H e’s the typical new-age entrepreneur – pedigreed degrees from IIT Kanpur and IIM Ahmedabad, a stint in a consulting firm (The Boston Consulting Group) before jumping headlong into the world of startups. Abhiraj Bhal, who co-founded hyperlocal services platform Urban Clap along with Varun Khaitan and Raghav Chandra, works hard but plays hard too – running marathons, sky diving, scuba diving and so on. From an HR perspective, UrbanClap is a particularly interesting startup as like Ola and Uber it epitomises the gig economy, with a lakh of independent service professionals registered on its platform. Also, its own 400-strong full-time staff has an average age of less than 24. His take on:
Managing such a young workforce
Given that the team is so young, traditional management principles do not apply. Ownership is at the heart and in the culture of the company. Everybody in the company gets ESOPs. Extrapolating the philosophy of ownership, no tasks are given to anybody. Smart people don’t want to be told what to do. They decide their own tasks. A simple example is in our customer support – we removed all limits on refunds on services and left decision-making to employees. Ever since we removed the cap, we find that the compensation we used to give has reduced. If you give independence and liberty, most people become thoughtful. We throw upfront leadership at our team. This means we have people who are just 22 and 23 who are managers. Finally, we keep things simple and straightforward.
Managing a gig economy workforce
One cannot apply factory se-tup principles in the age of gig economy. I would say there are three core principles. First, fully align with the goals of the service professionals who are upwardly mobile micro-entrepreneurs. So the commissions (they keep 80 per cent, Urban Clap 20 per cent) are structured in such a way that a beautician who was making ₹12,000 in a beauty parlour can easily make ₹70,000 a month.

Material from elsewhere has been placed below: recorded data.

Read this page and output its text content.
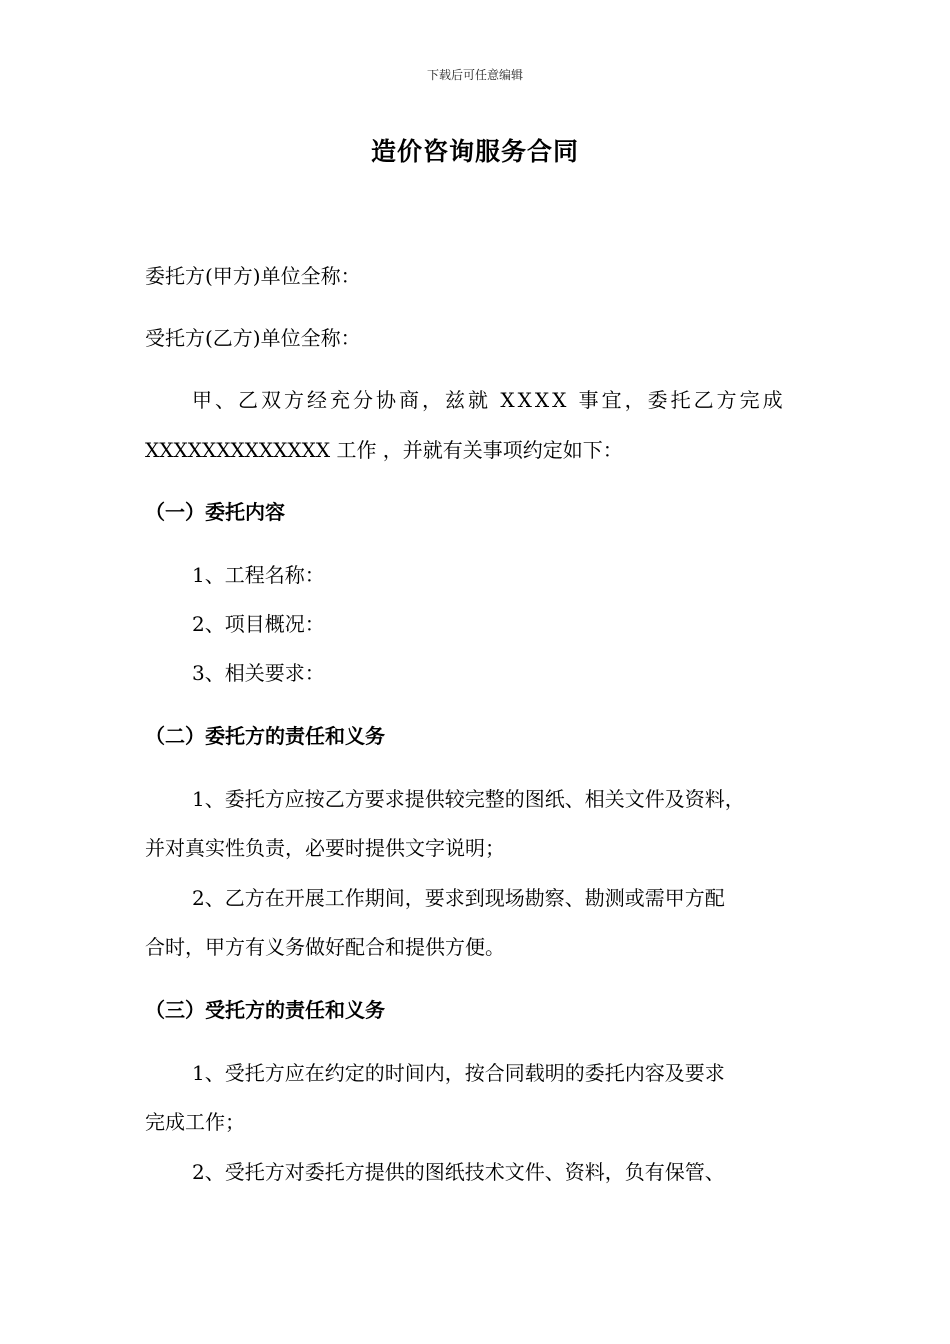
下载后可任意编辑
造价咨询服务合同
委托方(甲方)单位全称：
受托方(乙方)单位全称：
甲、乙双方经充分协商，兹就 XXXX 事宜，委托乙方完成
XXXXXXXXXXXXX 工作 ，并就有关事项约定如下：
（一）委托内容
1、工程名称：
2、项目概况：
3、相关要求：
（二）委托方的责任和义务
1、委托方应按乙方要求提供较完整的图纸、相关文件及资料，
并对真实性负责，必要时提供文字说明；
2、乙方在开展工作期间，要求到现场勘察、勘测或需甲方配
合时，甲方有义务做好配合和提供方便。
（三）受托方的责任和义务
1、受托方应在约定的时间内，按合同载明的委托内容及要求
完成工作；
2、受托方对委托方提供的图纸技术文件、资料，负有保管、
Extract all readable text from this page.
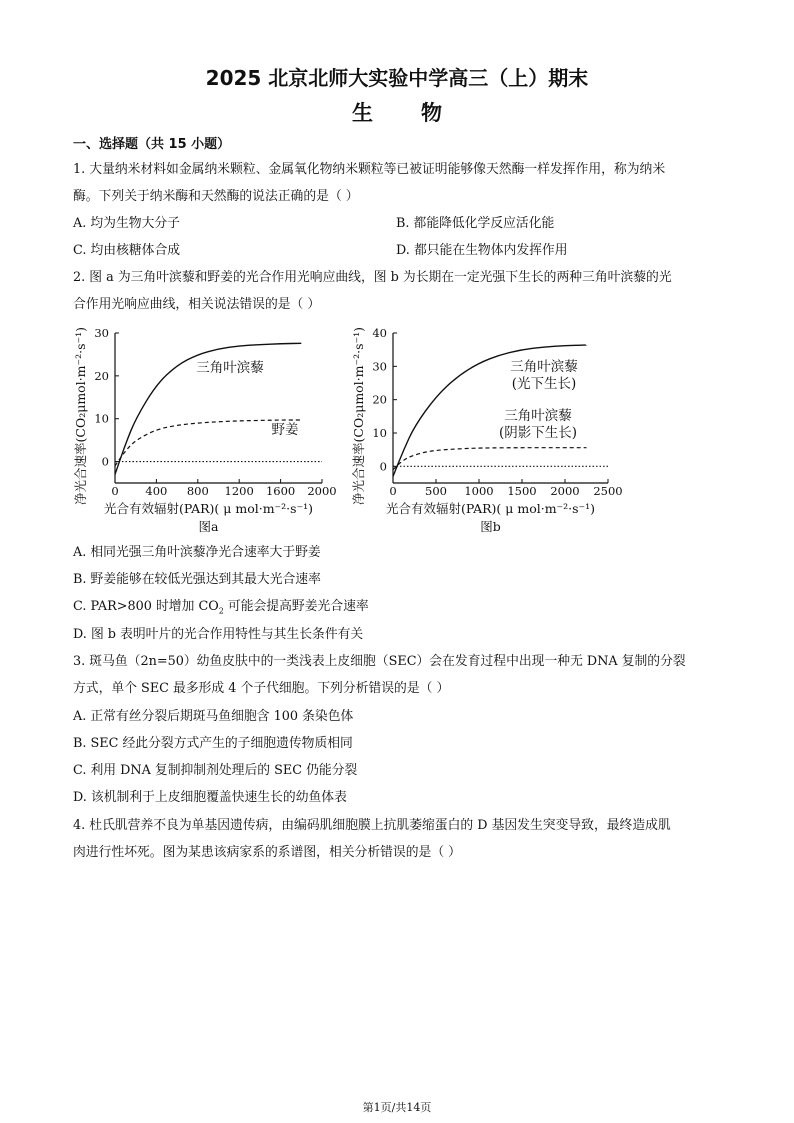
2025 北京北师大实验中学高三（上）期末
生物
一、选择题（共 15 小题）
1. 大量纳米材料如金属纳米颗粒、金属氧化物纳米颗粒等已被证明能够像天然酶一样发挥作用，称为纳米
酶。下列关于纳米酶和天然酶的说法正确的是（ ）
A. 均为生物大分子	B. 都能降低化学反应活化能
C. 均由核糖体合成	D. 都只能在生物体内发挥作用
2. 图 a 为三角叶滨藜和野姜的光合作用光响应曲线，图 b 为长期在一定光强下生长的两种三角叶滨藜的光
合作用光响应曲线，相关说法错误的是（ ）
0 400 800 1200 1600 2000
0
10
20
30
三角叶滨藜
野姜
光合有效辐射(PAR)( μ mol·m⁻²·s⁻¹)
净光合速率(CO₂μmol·m⁻²·s⁻¹)
图a
0 500 1000 1500 2000 2500
0
10
20
30
40
三角叶滨藜
(光下生长)
三角叶滨藜
(阴影下生长)
光合有效辐射(PAR)( μ mol·m⁻²·s⁻¹)
净光合速率(CO₂μmol·m⁻²·s⁻¹)
图b
A. 相同光强三角叶滨藜净光合速率大于野姜
B. 野姜能够在较低光强达到其最大光合速率
C. PAR>800 时增加 $CO_2$ 可能会提高野姜光合速率
D. 图 b 表明叶片的光合作用特性与其生长条件有关
3. 斑马鱼（2n=50）幼鱼皮肤中的一类浅表上皮细胞（SEC）会在发育过程中出现一种无 DNA 复制的分裂
方式，单个 SEC 最多形成 4 个子代细胞。下列分析错误的是（ ）
A. 正常有丝分裂后期斑马鱼细胞含 100 条染色体
B. SEC 经此分裂方式产生的子细胞遗传物质相同
C. 利用 DNA 复制抑制剂处理后的 SEC 仍能分裂
D. 该机制利于上皮细胞覆盖快速生长的幼鱼体表
4. 杜氏肌营养不良为单基因遗传病，由编码肌细胞膜上抗肌萎缩蛋白的 D 基因发生突变导致，最终造成肌
肉进行性坏死。图为某患该病家系的系谱图，相关分析错误的是（ ）
第1页/共14页
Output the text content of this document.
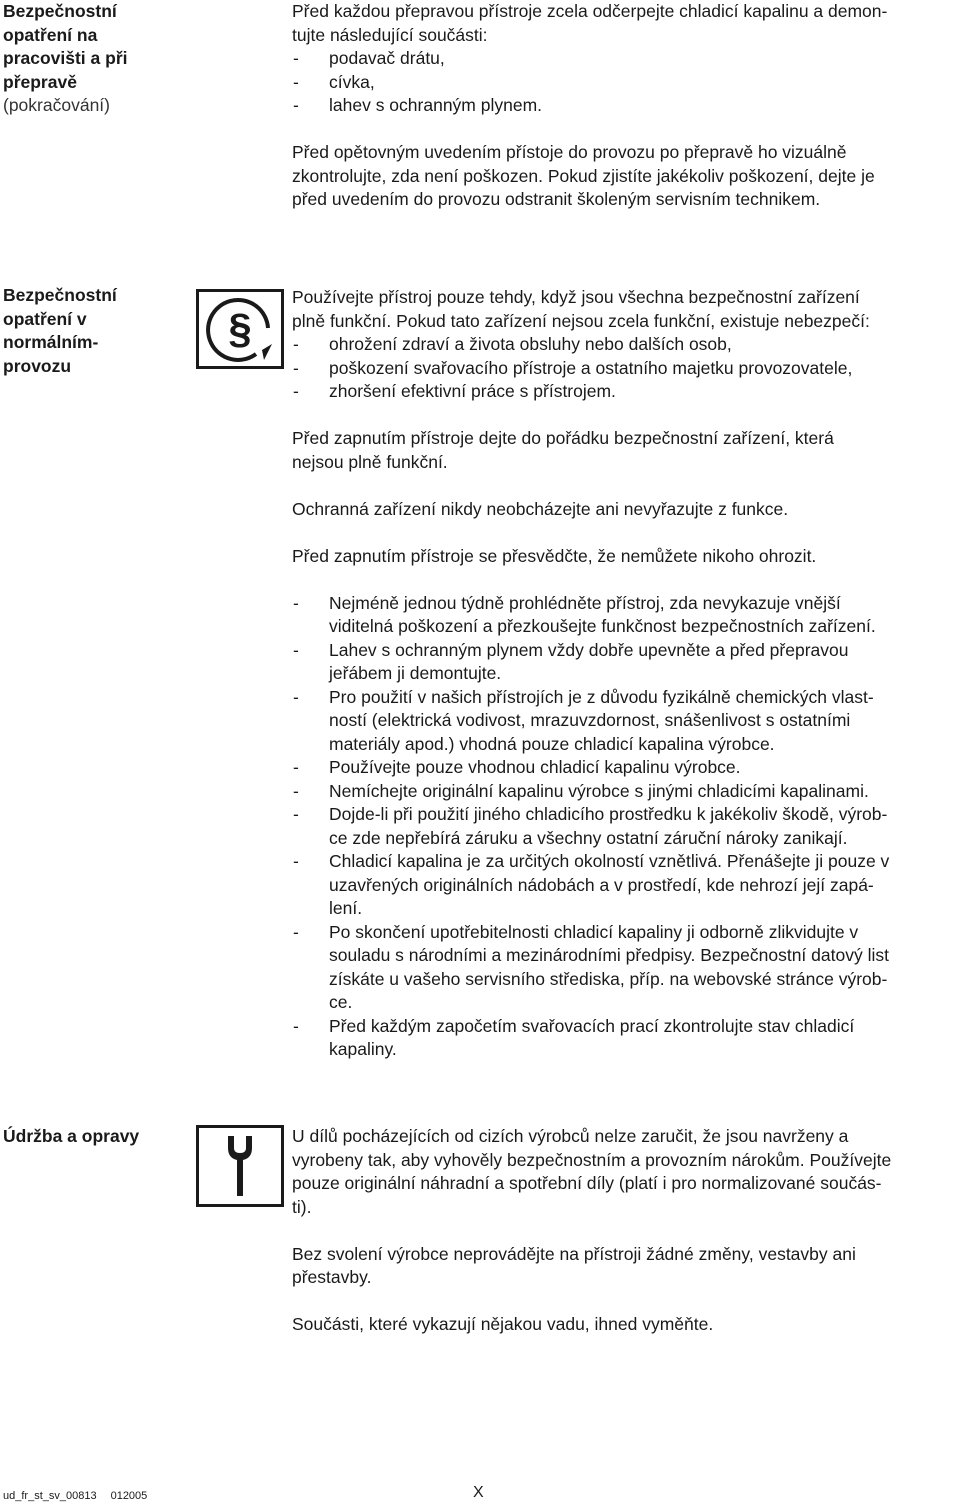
Bezpečnostní
opatření na
pracovišti a při
přepravě
(pokračování)

Před každou přepravou přístroje zcela odčerpejte chladicí kapalinu a demon-

tujte následující součásti:

-	podavač drátu,
-	cívka,
-	lahev s ochranným plynem.

Před opětovným uvedením přístoje do provozu po přepravě ho vizuálně

zkontrolujte, zda není poškozen. Pokud zjistíte jakékoliv poškození, dejte je

před uvedením do provozu odstranit školeným servisním technikem.

Bezpečnostní
opatření v
normálním-
provozu
§

Používejte přístroj pouze tehdy, když jsou všechna bezpečnostní zařízení

plně funkční. Pokud tato zařízení nejsou zcela funkční, existuje nebezpečí:

-	ohrožení zdraví a života obsluhy nebo dalších osob,
-	poškození svařovacího přístroje a ostatního majetku provozovatele,
-	zhoršení efektivní práce s přístrojem.

Před zapnutím přístroje dejte do pořádku bezpečnostní zařízení, která

nejsou plně funkční.

Ochranná zařízení nikdy neobcházejte ani nevyřazujte z funkce.

Před zapnutím přístroje se přesvědčte, že nemůžete nikoho ohrozit.

-	Nejméně jednou týdně prohlédněte přístroj, zda nevykazuje vnější
viditelná poškození a přezkoušejte funkčnost bezpečnostních zařízení.
-	Lahev s ochranným plynem vždy dobře upevněte a před přepravou
jeřábem ji demontujte.
-	Pro použití v našich přístrojích je z důvodu fyzikálně chemických vlast-
ností (elektrická vodivost, mrazuvzdornost, snášenlivost s ostatními
materiály apod.) vhodná pouze chladicí kapalina výrobce.
-	Používejte pouze vhodnou chladicí kapalinu výrobce.
-	Nemíchejte originální kapalinu výrobce s jinými chladicími kapalinami.
-	Dojde-li při použití jiného chladicího prostředku k jakékoliv škodě, výrob-
ce zde nepřebírá záruku a všechny ostatní záruční nároky zanikají.
-	Chladicí kapalina je za určitých okolností vznětlivá. Přenášejte ji pouze v
uzavřených originálních nádobách a v prostředí, kde nehrozí její zapá-
lení.
-	Po skončení upotřebitelnosti chladicí kapaliny ji odborně zlikvidujte v
souladu s národními a mezinárodními předpisy. Bezpečnostní datový list
získáte u vašeho servisního střediska, příp. na webovské stránce výrob-
ce.
-	Před každým započetím svařovacích prací zkontrolujte stav chladicí
kapaliny.
Údržba a opravy	U dílů pocházejících od cizích výrobců nelze zaručit, že jsou navrženy a

vyrobeny tak, aby vyhověly bezpečnostním a provozním nárokům. Používejte

pouze originální náhradní a spotřební díly (platí i pro normalizované součás-

ti).

Bez svolení výrobce neprovádějte na přístroji žádné změny, vestavby ani

přestavby.

Součásti, které vykazují nějakou vadu, ihned vyměňte.

ud_fr_st_sv_00813 012005	X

Second, incentives are aligned to quality. You require a minimum rating to be on the platform. The minute your rating dips, you stop getting customers.
Third, we give our micro-entrepreneurs training and use the advantage of scale to help source cheaper supplies for them. Now we are partnering with NBFCs to provide them loans to buy their kits. Even if the service professionals are not on the rolls, one has to be inclusive in your framework. So we try to help with insurance and other issues. For example, when GST kicked in, online service professionals were taxed 18 per cent. We worked with NASSCOM and in three months got it reduced to 5 per cent.
Managing relationships – with co-founders and investors
Having faith in each other is key. It is four years in our journey and the fact that we know each other well helps in maintaining harmony. All three are equally invested and have equal shareholding, which too helps. Each of us sticks to our domains.
Thankfully, our investors have been mostly hands off. But we know our principal responsibility is to maximise shareholder value and we work towards that.
When to go public
I believe that every company should at some stage go public. Managing the expectations of four investors is not very hard. But to manage the expectations of an entire market, get scrutinised by equity analysts and everyone is a true test. We would love to go public. Not right away, but we are building towards that. Perhaps when our revenues touch around ₹600-700 crore.
A personal mantra at work
Discipline is very important to me. To run the company efficiency, I need to be disciplined in my lifestyle. I stress on the fact that everybody should work hard, exercise hard, get a good night’s sleep and try and eat healthy. I like to see people who are energetic and fit and come with positive energy to the office, and are not drowsy and lethargic.